Mehlman noted the immigrant strikes have been tried before and “for the most part it backfired on the organizers.”

“The American public doesn’t really appreciate those who are here illegally trying to shut down the economy,” he said.

“This is not something, for the most part, people respond to positively. I doubt the response of the American public is going to be positive this time, either.”

On May 1, 2006, millions stayed home from work and school in protest of the proposed Border Protection, Antiterrorism, and Illegal Immigration Control Act of 2005, which aimed to strengthen immigration laws and border protection measures.

After the strike, Tribune Media recalled, Carl Horowitz, director of the Organized Labor Accountability Project at the conservative National Legal and Policy Center observed: “Our economy is just too big and diverse for any group, no matter how well organized, to have much of an impact.”

Consumer experts say boycotts usually don’t have much impact and argue it’s easy for consumers to become distracted by so many campaigns happening at once.

“We’re just overrun with boycotts at the moment,” said Northwestern University professor Brayden King. “We may be starting to see boycott fatigue.”

Assessing Trump: ‘Meaningful enforcement’

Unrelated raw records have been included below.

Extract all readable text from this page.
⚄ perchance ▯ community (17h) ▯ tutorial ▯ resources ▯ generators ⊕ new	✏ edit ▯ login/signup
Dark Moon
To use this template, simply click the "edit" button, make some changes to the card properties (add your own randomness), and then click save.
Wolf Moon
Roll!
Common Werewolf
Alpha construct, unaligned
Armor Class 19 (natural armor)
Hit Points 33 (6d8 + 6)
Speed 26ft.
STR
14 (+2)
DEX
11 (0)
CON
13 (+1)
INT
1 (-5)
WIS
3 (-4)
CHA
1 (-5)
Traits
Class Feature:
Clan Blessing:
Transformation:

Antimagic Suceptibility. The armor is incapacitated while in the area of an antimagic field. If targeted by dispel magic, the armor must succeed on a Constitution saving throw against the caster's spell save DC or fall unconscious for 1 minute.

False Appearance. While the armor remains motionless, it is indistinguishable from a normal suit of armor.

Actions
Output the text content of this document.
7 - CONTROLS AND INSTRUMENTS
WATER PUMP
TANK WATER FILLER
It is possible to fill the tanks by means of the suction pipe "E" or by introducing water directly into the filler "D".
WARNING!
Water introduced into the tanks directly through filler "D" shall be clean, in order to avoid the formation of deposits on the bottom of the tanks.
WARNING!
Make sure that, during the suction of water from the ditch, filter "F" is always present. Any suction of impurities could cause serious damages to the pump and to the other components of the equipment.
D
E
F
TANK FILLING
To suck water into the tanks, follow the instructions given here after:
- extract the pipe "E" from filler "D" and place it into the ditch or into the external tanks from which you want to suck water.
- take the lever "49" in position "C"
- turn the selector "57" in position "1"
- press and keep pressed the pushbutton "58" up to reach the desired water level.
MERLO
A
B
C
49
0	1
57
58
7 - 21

Asked to assess Trump’s performance to date on immigration, Mehlman said the president “has certainly taken the first steps toward demonstrating that he is sincere about enforcing immigration laws.”

President Donald Trump (Photo: Twitter)

He said that while four weeks is a short time to make an assessment, “it seems like he is taking this seriously, and it’s the first time in a long time we’re actually going to see some meaningful enforcement.”

Mehlman said illegal aliens are “responding rationally to the fact that we’re now enforcing our immigration laws.”

“Just the perception that there’s a meaningful effort to enforce the law does change how people behave,” he said.

“And that’s really the best way to go about it, to change people’s mindset.”